Secondly, the LLM is also able to digest this information at scale, using a technology called RAG (Retrieval Augmented Generation). RAG allows the LLM to very efficiently search databases of information in the retrieval phase, interpret and modify this information in the Augment phase, and generated new output in the Generation phase. Using a system called the “Attention Mechanism”, LLM’s are able to quickly understand which parts of the information absorbed are the most relevant and important to pay attention to. 

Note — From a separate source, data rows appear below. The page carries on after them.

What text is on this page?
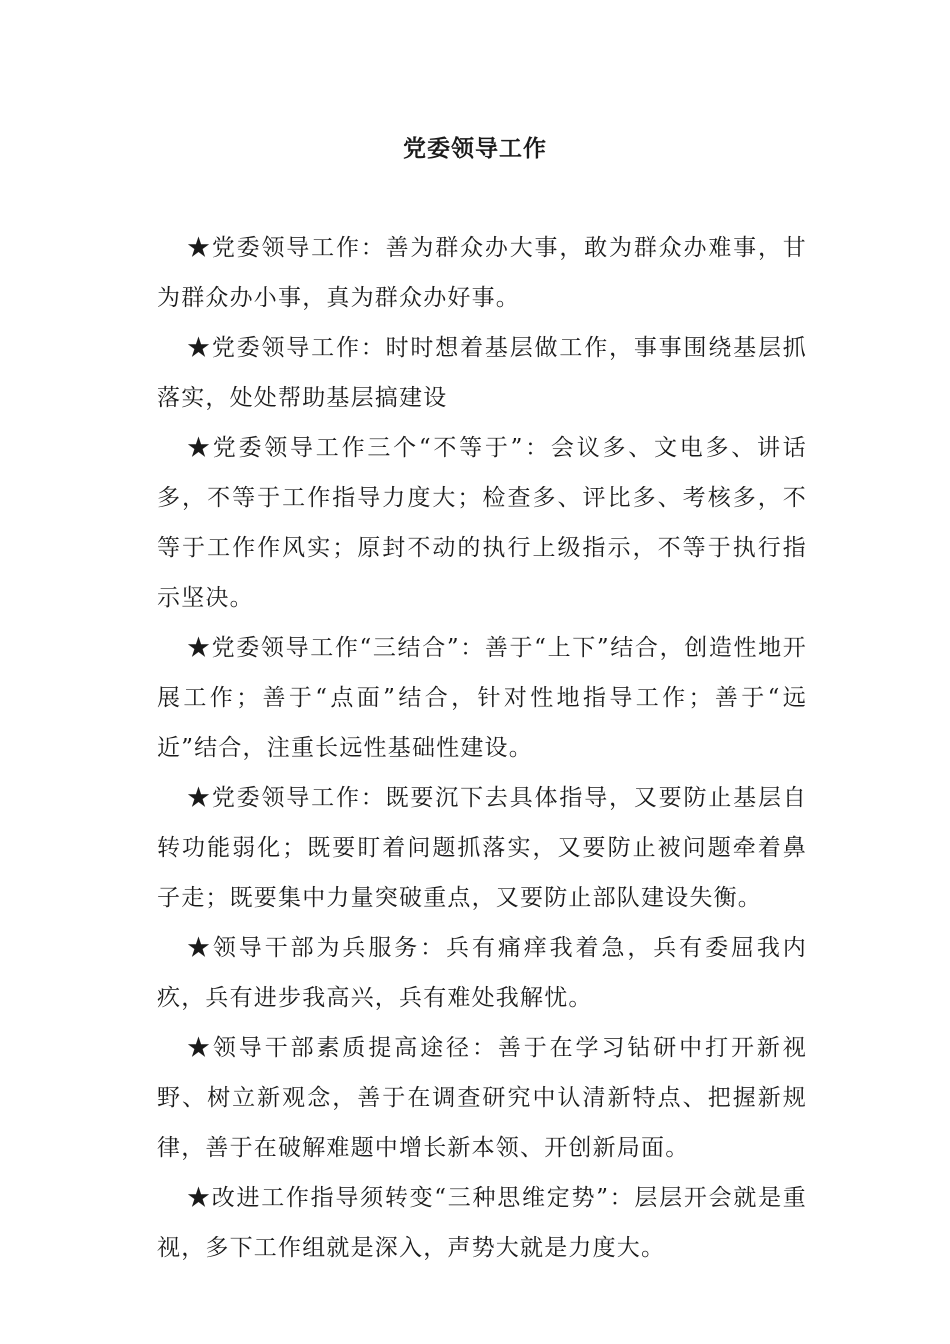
党委领导工作

★党委领导工作：善为群众办大事，敢为群众办难事，甘为群众办小事，真为群众办好事。

★党委领导工作：时时想着基层做工作，事事围绕基层抓落实，处处帮助基层搞建设

★党委领导工作三个“不等于”：会议多、文电多、讲话多，不等于工作指导力度大；检查多、评比多、考核多，不等于工作作风实；原封不动的执行上级指示，不等于执行指示坚决。

★党委领导工作“三结合”：善于“上下”结合，创造性地开展工作；善于“点面”结合，针对性地指导工作；善于“远近”结合，注重长远性基础性建设。

★党委领导工作：既要沉下去具体指导，又要防止基层自转功能弱化；既要盯着问题抓落实，又要防止被问题牵着鼻子走；既要集中力量突破重点，又要防止部队建设失衡。

★领导干部为兵服务：兵有痛痒我着急，兵有委屈我内疚，兵有进步我高兴，兵有难处我解忧。

★领导干部素质提高途径：善于在学习钻研中打开新视野、树立新观念，善于在调查研究中认清新特点、把握新规律，善于在破解难题中增长新本领、开创新局面。

★改进工作指导须转变“三种思维定势”：层层开会就是重视，多下工作组就是深入，声势大就是力度大。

Now an LLM could actually provide the owner of the technology with in-depth information sourced from their user. The owner of the tool could ask the LLM things like:


  • How many % of the users support Trump? Divide into yes, no and unknown and send me the names of the user IDs if you have them. 

  • Which of the users are dealing with mental health problems? Which users are most influencable?

  • Which people have been shown by their interactions to be prone to start a protest against their current government? Which politicians have been shown openness to bribes.

  • Who is radicalizing now?


Even when not used for such nefarious purposes. It is undeniable that much more information is being collected and more efficiently processed. Making it extremely important to take efforts to protect the population against excessive information sharing. 


In conclusion

It very much makes sense that due to the accumulation of reasons, nations have decided to increase the minimum age for using social media: 


  • Existing concerns about social media found since the launch of Facebook in 2010

  • Recent hostility of the US towards EU allies, after Greenland threats and trade war

  • Upcoming social media “features” that are driven by AI, such as deepfakes

  • New threats such as “nudification” apps and voice cloning

  • Data owners receiving excess and explicit user information

  • New possibilities of data owners to synthesize and analyze mass data points


My personal conclusion is that no matter what the regulation in Estonia says, I will not expose my own children to social media at least until the age of 16, and if possible longer.